In contrast, Flatiron’s official solution looks like this:

class Triangle
  attr_reader :a, :b, :c
  def initialize(a, b, c)
    @a = a
    @b = b
    @c = c
  end

  def kind
    validate_triangle
    if a == b && b == c
      :equilateral
    elsif a == b || b == c || a == c
      :isosceles
    else
      :scalene
    end
  end

  def validate_triangle
    real_triangle = [(a + b > c), (a + c > b), (b + c > a)]
    [a, b, c].each do |side|
      real_triangle << false if side <= 0 
    raise TriangleError if real_triangle.include?(false)
    end
  end

  class TriangleError < StandardError
  end

end

They’ve pulled the validation check as its own method, validate_triangle, that the kind method calls on. It has an array, real_triangle with three equations showing that the sum of two sides is greater than the third side; the sides a, b, and c represent the actual measurments initialized in this instance of the Triangle class. It then iterates over the sides and shovels a false into the real_triangle array if any of the sides are less than or equal to zero. Finally, it raises the TriangleError if the real_triangle array includes any false values. This, to me, seems overly complicated and confusing to me, but it does work.

The kind method compares the lengths of sides directly and uses && (“and”) and || (“or”) to implement the logic of checking the triangle sides against one another. Like in the validate_triangle method, it compares the sides in all possible combinations one by one. In my solution, those comparisons happen “under the hood” using the .uniq method on my array of sides.

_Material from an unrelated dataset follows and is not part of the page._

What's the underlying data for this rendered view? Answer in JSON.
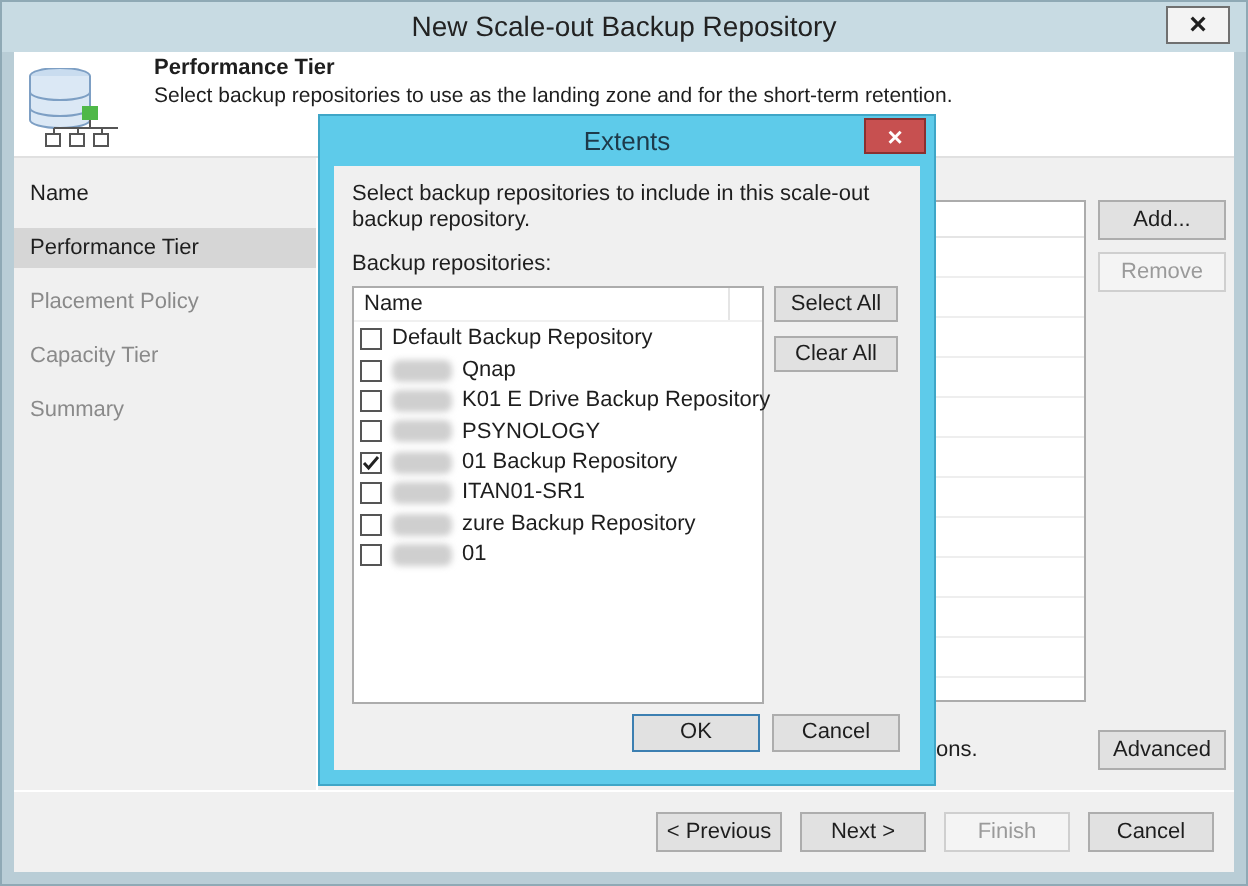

Looking at the different solutions, it really hits me how in programming there are not necessarily “right” answers and there are many different ways we can solve various problems. I think this highlights the importance of a team-driven approach to coding; different perspectives can lead to different approaches to solutions, which could have a significant impact on the performance of your program down the road.